Welcher Zeitplan gilt nun bis 2027?
Die Koalition gliedert ihr Großprojekt in drei Phasen. Bis Ende 2025 legt die Bund-Länder-Arbeitsgruppe einen Katalog konkreter Reformoptionen vor, flankiert von ersten Gesetzesentwürfen zur Familienpflegezeit und zum Pflegegeld. 2026 folgt eine finanzielle Zwischenlösung, um die Kassen der Pflegeversicherung zu stabilisieren.
Spätestens Frühjahr 2027 sollen dann das große Strukturgesetz und die begleitenden Verordnungen verabschiedet sein. Ob dieser Fahrplan hält, hängt nicht zuletzt davon ab, wie schnell sich Bund, Länder und Sozialpartner auf die Finanzierung verständigen.
Wohin führt der Weg – ein Zwischenfazit unserer Reaktion
Selten hat ein Koalitionsvertrag die Pflege mit derart vielen Ankündigungen bedacht. Doch der Abstand zwischen Papier und Praxis ist traditionell groß. Die vorgesehene Entlastung für Angehörige, die offensivere Demenzpolitik und die Öffnung der Versorgungsgrenzen versprechen spürbare Verbesserungen.

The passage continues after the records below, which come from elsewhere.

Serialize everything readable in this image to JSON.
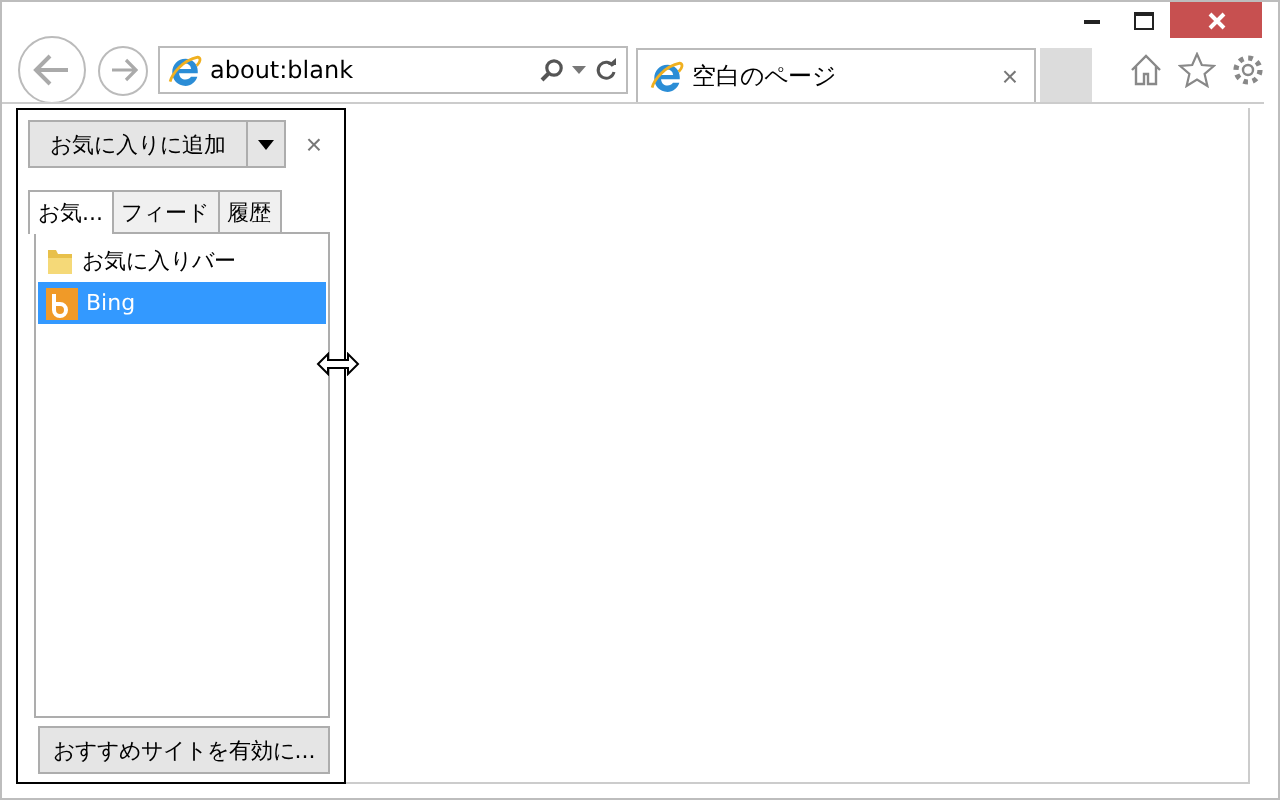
{
  "address_bar": {
    "value": "about:blank"
  },
  "tab": {
    "title": "空白のページ",
    "close": "×"
  },
  "favorites_panel": {
    "add_button": "お気に入りに追加",
    "close": "×",
    "tabs": [
      {
        "label": "お気...",
        "selected": true
      },
      {
        "label": "フィード",
        "selected": false
      },
      {
        "label": "履歴",
        "selected": false
      }
    ],
    "items": [
      {
        "label": "お気に入りバー",
        "kind": "folder",
        "selected": false
      },
      {
        "label": "Bing",
        "kind": "site",
        "selected": true
      }
    ],
    "footer_button": "おすすめサイトを有効に..."
  }
}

Entscheidend wird sein, ob die Reform finanziell hinterlegt und personell abgesichert wird. Gelingt das, könnte Deutschland tatsächlich einen Systemwechsel einleiten – weg von der Notverwaltung des Mangels, hin zu einer Pflege, die Wahlfreiheit und Qualität miteinander versöhnt. Bis dahin bleibt viel Arbeit, aber erstmals seit Langem auch realistische Hoffnung auf nachhaltige Veränderungen.